More recently, Pennington pointed out how the research reform bill altered the Controlled Substances Act to create cannabis-specific research requirements, independent of the drug’s status under the act.
This means that, even if Congress or the Biden administration were to elect to reschedule marijuana, the same barriers to research could well remain.
All of this, coupled with the authority over research delegated to law enforcement rather than health or science officials, led Pennington to call the law a brilliant coup: Legislation to stymie cannabis research was passed off as a major breakthrough.
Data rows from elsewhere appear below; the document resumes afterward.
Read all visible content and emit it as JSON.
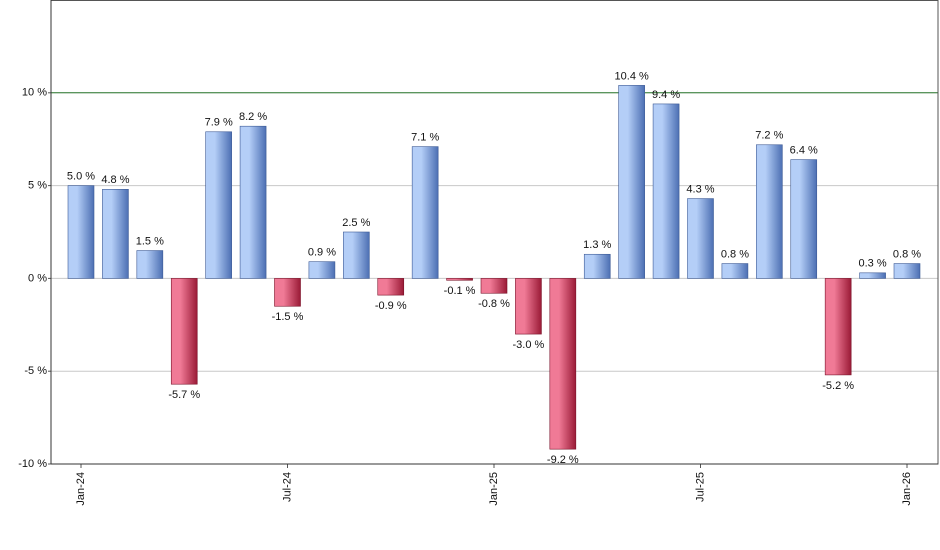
{
  "chart_data": {
    "type": "bar",
    "categories": [
      "Jan-24",
      null,
      null,
      null,
      null,
      null,
      "Jul-24",
      null,
      null,
      null,
      null,
      null,
      "Jan-25",
      null,
      null,
      null,
      null,
      null,
      "Jul-25",
      null,
      null,
      null,
      null,
      null,
      "Jan-26"
    ],
    "values": [
      5.0,
      4.8,
      1.5,
      -5.7,
      7.9,
      8.2,
      -1.5,
      0.9,
      2.5,
      -0.9,
      7.1,
      -0.1,
      -0.8,
      -3.0,
      -9.2,
      1.3,
      10.4,
      9.4,
      4.3,
      0.8,
      7.2,
      6.4,
      -5.2,
      0.3,
      0.8
    ],
    "value_labels": [
      "5.0 %",
      "4.8 %",
      "1.5 %",
      "-5.7 %",
      "7.9 %",
      "8.2 %",
      "-1.5 %",
      "0.9 %",
      "2.5 %",
      "-0.9 %",
      "7.1 %",
      "-0.1 %",
      "-0.8 %",
      "-3.0 %",
      "-9.2 %",
      "1.3 %",
      "10.4 %",
      "9.4 %",
      "4.3 %",
      "0.8 %",
      "7.2 %",
      "6.4 %",
      "-5.2 %",
      "0.3 %",
      "0.8 %"
    ],
    "positive_colors": [
      "#b4cef7",
      "#4c6fb3"
    ],
    "negative_colors": [
      "#f07a96",
      "#9a1a36"
    ],
    "ylim": [
      -10,
      15
    ],
    "yticks": [
      {
        "value": -10,
        "label": "-10 %"
      },
      {
        "value": -5,
        "label": "-5 %"
      },
      {
        "value": 0,
        "label": "0 %"
      },
      {
        "value": 5,
        "label": "5 %"
      },
      {
        "value": 10,
        "label": "10 %"
      }
    ],
    "grid": true,
    "reference_line": {
      "value": 10,
      "color": "#2e7d32"
    }
  }
}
“Marijuana is on lockdown unless you can get the attorney general to say, ‘Well, how about some cannabis science?’” Pennington told MJBizDaily.
“You are giving authority over cannabis science to the biggest enemies of cannabis science who have ever existed on planet earth.”
Even more circumspect observers have noted the bill doesn’t help researchers wanting to study commercially sold marijuana, which tends to have higher THC levels than federally approved research cannabis.
University of California, San Diego, researcher Ziva Cooper argued in an interview with Psychiatric News that the new law mainly benefits researchers who already enjoy the logistical and administrative support of institutions with established cannabis programs.
In other words, pressing questions about marijuana and health could remain unanswered, such as how dispensary-grade cannabis or delta-8 THC might interact with a teen’s anxiety or ADHD drugs or even a senior’s diabetes or heart medication.
According to Sisley and Pennington, the much-vaunted research reform act won’t help fill in those blanks.
“This whole thing is a public health travesty,” Pennington said.